The word "inheritance" does not actually imply a copy operation.

The historical meaning of the word refers to an heir of an estate; the bequeathing of a portion or whole of an ancestor's physical property to their descendants. When you inherit a house, no-one duplicates the original house. When you inherit money, no one gives you a copy of the money. To quote Kyle himself, it is a "deferral" of the material goods. This is the oldest definition dating back to the 15th century, and it perfectly describes the type of inheritance used in JavaScript. Prototypical children receive the exact properties of their parents, right down to the memory address.

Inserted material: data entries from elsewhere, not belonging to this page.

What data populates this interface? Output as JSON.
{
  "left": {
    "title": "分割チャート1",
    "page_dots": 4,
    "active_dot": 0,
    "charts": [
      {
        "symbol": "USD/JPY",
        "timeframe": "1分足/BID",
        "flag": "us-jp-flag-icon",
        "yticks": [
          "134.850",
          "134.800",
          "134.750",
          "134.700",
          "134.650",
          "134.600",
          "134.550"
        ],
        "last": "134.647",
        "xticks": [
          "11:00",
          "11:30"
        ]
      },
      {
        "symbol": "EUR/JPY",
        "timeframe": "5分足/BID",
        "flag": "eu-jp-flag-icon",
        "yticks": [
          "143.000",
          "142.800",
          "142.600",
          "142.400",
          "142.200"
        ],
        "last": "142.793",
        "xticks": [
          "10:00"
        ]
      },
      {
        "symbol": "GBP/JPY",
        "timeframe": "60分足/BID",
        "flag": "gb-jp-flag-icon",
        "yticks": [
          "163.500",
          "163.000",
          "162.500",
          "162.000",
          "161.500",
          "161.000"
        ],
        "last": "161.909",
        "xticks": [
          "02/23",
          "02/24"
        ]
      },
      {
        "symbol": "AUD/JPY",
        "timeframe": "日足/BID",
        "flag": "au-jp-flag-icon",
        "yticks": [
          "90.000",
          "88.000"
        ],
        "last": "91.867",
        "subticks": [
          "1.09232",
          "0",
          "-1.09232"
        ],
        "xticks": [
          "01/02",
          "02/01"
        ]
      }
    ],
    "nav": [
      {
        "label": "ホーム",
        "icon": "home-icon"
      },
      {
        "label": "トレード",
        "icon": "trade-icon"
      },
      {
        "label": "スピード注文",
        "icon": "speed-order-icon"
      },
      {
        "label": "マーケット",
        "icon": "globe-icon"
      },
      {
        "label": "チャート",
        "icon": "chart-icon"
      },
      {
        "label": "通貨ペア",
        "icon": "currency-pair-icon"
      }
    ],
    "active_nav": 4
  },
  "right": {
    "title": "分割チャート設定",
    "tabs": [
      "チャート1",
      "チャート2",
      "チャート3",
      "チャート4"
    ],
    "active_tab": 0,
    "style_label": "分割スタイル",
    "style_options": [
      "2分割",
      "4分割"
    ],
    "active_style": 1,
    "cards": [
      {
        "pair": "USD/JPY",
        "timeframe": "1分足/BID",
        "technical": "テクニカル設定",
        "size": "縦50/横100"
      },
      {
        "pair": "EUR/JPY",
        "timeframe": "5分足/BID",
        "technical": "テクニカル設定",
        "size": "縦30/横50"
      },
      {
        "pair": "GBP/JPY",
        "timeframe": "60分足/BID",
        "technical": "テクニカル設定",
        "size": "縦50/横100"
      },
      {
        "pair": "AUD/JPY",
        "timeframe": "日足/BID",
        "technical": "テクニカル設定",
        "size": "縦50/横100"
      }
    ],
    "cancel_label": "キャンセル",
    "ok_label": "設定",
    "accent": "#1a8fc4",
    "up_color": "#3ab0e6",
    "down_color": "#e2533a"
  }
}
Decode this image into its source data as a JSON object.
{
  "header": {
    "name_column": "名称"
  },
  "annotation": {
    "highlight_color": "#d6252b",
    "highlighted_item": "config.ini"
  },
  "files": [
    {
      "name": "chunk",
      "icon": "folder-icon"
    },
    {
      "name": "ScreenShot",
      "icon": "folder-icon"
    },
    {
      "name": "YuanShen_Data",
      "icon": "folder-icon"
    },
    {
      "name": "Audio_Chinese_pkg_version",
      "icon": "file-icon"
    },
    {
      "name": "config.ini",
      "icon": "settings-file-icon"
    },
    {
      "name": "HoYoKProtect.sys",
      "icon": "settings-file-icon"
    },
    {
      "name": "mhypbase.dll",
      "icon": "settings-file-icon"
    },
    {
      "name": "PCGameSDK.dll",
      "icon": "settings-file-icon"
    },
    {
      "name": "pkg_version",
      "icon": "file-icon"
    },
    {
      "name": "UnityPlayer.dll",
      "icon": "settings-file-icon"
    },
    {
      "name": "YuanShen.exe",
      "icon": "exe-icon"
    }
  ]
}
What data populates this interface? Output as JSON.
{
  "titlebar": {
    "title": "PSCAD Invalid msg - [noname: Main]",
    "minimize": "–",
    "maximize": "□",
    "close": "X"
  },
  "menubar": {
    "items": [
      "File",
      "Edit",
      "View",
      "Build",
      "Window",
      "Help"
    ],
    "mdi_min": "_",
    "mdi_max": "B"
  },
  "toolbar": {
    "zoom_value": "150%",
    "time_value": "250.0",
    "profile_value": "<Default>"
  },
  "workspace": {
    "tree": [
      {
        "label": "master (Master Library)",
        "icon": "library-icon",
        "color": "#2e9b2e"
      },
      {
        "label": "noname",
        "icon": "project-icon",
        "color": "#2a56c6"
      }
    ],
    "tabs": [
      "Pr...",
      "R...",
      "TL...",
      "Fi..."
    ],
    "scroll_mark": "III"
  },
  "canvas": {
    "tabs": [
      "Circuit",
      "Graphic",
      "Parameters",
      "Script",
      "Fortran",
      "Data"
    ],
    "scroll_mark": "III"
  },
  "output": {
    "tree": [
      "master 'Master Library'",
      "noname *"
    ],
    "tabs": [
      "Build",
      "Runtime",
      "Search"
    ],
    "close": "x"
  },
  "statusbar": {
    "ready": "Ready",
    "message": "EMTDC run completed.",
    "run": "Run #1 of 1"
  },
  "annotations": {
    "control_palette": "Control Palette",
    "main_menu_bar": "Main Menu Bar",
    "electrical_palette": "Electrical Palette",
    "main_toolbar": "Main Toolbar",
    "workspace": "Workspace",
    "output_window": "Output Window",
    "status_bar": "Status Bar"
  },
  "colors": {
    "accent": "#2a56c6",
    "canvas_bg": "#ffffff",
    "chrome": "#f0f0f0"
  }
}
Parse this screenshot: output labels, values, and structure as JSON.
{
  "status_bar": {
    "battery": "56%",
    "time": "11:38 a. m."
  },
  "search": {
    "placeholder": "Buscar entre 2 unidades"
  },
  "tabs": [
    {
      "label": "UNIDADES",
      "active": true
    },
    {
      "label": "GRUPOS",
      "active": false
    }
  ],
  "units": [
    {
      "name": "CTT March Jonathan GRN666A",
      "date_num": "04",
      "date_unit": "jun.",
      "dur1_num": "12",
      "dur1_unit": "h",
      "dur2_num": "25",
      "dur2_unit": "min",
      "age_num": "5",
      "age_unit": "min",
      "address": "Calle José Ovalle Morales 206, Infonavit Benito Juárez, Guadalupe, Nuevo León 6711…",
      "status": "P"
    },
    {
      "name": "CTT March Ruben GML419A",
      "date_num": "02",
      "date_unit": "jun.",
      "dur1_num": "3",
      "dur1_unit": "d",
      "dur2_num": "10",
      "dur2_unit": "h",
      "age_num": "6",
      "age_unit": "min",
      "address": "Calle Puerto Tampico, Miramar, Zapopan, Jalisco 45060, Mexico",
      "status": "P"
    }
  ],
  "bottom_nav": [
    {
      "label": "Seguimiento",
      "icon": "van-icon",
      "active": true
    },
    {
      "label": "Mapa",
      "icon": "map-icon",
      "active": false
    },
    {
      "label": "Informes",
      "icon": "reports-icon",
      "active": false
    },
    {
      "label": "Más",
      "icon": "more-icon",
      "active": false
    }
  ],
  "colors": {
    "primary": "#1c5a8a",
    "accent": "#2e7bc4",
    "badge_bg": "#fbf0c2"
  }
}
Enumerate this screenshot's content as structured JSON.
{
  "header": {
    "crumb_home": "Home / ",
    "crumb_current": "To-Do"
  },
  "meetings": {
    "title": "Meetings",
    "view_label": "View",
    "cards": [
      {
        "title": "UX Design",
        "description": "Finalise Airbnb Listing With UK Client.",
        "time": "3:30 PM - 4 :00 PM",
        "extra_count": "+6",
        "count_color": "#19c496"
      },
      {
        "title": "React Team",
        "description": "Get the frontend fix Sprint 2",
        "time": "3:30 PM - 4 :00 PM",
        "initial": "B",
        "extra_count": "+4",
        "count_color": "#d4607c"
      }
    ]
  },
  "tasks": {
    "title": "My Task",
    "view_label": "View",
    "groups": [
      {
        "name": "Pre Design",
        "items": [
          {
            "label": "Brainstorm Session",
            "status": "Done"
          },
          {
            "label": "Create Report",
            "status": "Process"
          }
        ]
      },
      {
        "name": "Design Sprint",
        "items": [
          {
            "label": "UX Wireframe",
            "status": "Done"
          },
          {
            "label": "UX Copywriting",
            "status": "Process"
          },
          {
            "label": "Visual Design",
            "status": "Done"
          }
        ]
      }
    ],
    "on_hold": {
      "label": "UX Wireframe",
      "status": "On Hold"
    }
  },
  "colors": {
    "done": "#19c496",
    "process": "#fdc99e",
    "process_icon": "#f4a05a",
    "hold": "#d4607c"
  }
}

Now, one could argue that Kyle is referring to inheritance as the transmission of genetic traits. This definition has only come into use in the last century and isn't even listed in Merriam-Webster's main definition (if you scroll down the page it shows up under the Medical dictionary, but says nothing of duplication). The oxford definition of inherit does include genetic traits in the main definition, but also makes no mention of duplication. Genetic inheritance is not, in fact, a perfect duplication of traits. Both ova and spermatozoa only contain half of the parent's chromosomes, and due to epigenetic drift, that which the child receives is rarely a perfect copy.

Therefore, "prototypical inheritance" is in fact the more syntactically accurate term.